Dal 1960 in poi, la politica africana della Francia è quasi un’esclusiva del Capo di Stato, consigliato dalla sua “cellula africana”. Di fatto, le relazioni franco-africane non sottostanno ad alcun controllo parlamentare, sia sul piano diplomatico e militare (sostegno ai dittatori, accordi di cooperazione militare, interventi armati della Francia…) che su quello economico (aiuti pubblici allo sviluppo).
Dal 1958, la Costituzione delle V Repubblica, fatta su misura per de Gaulle, conferisce al Presidente della Repubblica una grande libertà d’azione nelle relazioni internazionali. Così, nel 1960, all’indomani dell’indipendenza delle sue colonie africane, Jacques Foccart, uomo di fiducia del Presidente, stabilisce un nuovo sistema di controllo politico, economico, monetario e militare che poggia sulle “3 E”, l’Eliseo (e la sua cellula africana), lo Stato Maggiore e Elf (creata appositamente per assicurare l’indipendenza energetica della Francia). I presidenti che sono succeduti a De Gaulle hanno tutti approfittato di questa sorta di governo parallelo degli Affari africani, gestiti da loschi figuri, sicuramente molto influenti ma specializzati nel lasciare tutto quello che riguardava l’Africa nella nebbia. Mitterand mise addirittura suo figlio Jean-Christophe a capo della “cellula”, e Chirac richiamò, nel 1995, Foccart. Amico di molti dittatori africani, Chirac si è spesso circondato di consiglieri coinvolti in oscure vicende politico-giudiziarie, difensori di una visione arcaica e paternalista delle relazioni franco-africane, senza mai preoccuparsi dell’ esistenza di Parlamento, Giustizia, stampa, in nome della forza datagli dalla Costituzione in materia di Africa.
L’accavallarsi poi di strutture “legali” preposte alla cooperazione come il Ministero degli Affari Esteri, la Segreteria di Stato per la Cooperazione e la Francofonia, la Segreteria di Stato per i Diritti Umani, ecc. contribuiscono ad ingarbugliare ancora di più la situazione in quanto a competenze e priorità.
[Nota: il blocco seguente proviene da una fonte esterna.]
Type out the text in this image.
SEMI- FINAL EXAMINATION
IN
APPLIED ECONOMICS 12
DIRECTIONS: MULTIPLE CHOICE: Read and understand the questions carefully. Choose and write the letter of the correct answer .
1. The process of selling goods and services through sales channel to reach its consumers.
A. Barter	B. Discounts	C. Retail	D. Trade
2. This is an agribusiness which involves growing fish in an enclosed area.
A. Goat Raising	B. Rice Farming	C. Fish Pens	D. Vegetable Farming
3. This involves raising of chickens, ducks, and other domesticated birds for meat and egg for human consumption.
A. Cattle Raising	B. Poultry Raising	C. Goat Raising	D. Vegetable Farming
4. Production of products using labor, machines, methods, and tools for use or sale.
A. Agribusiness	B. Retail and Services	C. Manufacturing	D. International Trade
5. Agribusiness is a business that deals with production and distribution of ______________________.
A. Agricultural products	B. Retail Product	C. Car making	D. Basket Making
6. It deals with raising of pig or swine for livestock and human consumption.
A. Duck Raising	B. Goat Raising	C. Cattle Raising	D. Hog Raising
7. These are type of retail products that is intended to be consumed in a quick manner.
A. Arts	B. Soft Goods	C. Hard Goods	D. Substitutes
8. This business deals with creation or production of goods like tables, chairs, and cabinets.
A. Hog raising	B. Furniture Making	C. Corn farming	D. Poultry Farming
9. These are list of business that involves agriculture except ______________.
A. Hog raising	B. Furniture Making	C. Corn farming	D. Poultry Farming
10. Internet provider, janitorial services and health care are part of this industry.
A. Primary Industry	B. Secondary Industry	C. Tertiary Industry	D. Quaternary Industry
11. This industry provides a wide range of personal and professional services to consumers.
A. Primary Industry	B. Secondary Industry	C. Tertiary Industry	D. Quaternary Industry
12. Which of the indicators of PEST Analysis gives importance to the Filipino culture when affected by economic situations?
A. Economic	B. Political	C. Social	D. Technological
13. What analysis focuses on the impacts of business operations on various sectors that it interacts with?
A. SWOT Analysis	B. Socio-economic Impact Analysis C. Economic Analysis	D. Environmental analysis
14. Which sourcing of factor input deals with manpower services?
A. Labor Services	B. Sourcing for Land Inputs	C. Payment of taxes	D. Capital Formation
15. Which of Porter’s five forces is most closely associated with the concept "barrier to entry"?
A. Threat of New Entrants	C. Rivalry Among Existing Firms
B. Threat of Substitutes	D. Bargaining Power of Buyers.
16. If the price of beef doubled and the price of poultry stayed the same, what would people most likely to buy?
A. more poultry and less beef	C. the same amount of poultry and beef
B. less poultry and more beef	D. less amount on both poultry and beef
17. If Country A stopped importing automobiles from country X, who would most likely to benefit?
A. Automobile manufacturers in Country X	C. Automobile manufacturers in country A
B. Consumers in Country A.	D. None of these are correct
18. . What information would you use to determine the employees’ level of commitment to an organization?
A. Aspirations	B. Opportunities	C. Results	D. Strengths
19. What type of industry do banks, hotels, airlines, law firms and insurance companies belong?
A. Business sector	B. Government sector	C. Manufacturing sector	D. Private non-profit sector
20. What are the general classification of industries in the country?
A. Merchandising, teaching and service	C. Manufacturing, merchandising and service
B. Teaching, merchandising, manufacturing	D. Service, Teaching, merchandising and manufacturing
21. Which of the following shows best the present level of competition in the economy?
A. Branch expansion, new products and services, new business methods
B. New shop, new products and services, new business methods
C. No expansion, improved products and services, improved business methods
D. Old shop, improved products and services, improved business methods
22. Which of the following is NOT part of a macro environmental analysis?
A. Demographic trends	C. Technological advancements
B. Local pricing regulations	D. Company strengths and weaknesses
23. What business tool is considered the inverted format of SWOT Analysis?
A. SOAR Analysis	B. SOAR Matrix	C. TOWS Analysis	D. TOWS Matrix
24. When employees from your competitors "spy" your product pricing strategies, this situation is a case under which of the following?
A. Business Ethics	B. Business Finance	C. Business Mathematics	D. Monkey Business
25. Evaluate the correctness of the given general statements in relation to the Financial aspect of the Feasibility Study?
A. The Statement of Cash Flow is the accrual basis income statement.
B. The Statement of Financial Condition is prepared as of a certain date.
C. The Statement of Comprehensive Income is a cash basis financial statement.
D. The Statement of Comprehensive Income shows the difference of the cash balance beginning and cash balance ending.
L’apatia del Parlamento si spiega per i limiti costituzionali (la V Repubblica non è un regime parlamentare). L’onnipotenza dell’esecutivo e della strettissima rete di rapporti più o meno “personali” che si è creata in questi cinquant’anni, hanno goduto anche di una larga impunità giudiziaria. Il margine di manovra di quei pochi giudici che volevano vederci chiaro su questioni “spinose” come l’Angolagate, si vede oggi ulteriormente ridotto dalla volontà di Sarkozy di riformare la giustizia, che vedrebbe soppressa la figura di giudice d’istruzione.
Ma Sarkozy cosa vuole? Durante la campagna elettorale aveva promesso un cambio di rotta (Coutounou 2006), il discorso di Dakar del 2007, dove asseriva che “gli africani non sono ancora entrati nella storia”, non è stato un buon inizio e l’intervento armato in Costa d’Avorio se gli ha fatto prendere “punti” in patria e agli occhi dell’occidente, dall’altra gli ha fatto perdere credibilità in Africa visto che a Cape Town nel 2008 aveva promesso che mai le truppe francesi avrebbero aperto il fuoco sul suolo africano. La verità è che la politica di Sarkozy è allo sbando. Nei primi quattro anni di presidenza ha privilegiato i rapporti con l’Europa, per mesi il posto di ministro per la cooperazione è stato vacante e la cosa sembra non aver colpito nessuno. Tre anni fa ha sostenuto, in modo molto dubbio, le elezioni di Omar Bongo, figlio di Ali, presidente del Gabon e pilastro della Françafrique. Oggi con l’intervento ad Abidjan è stato promosso campione della democrazia in Africa, ma non c’è da scommettere che domani farà lo stesso per un altro paese africano. Non si chiama forse più françafrique ma rimane un mix di espedienti politici, interessi personali, operazioni opache, disinteresse che portano l’Africa ad essere sempre più riconsiderata, da troppi, terra di conquista.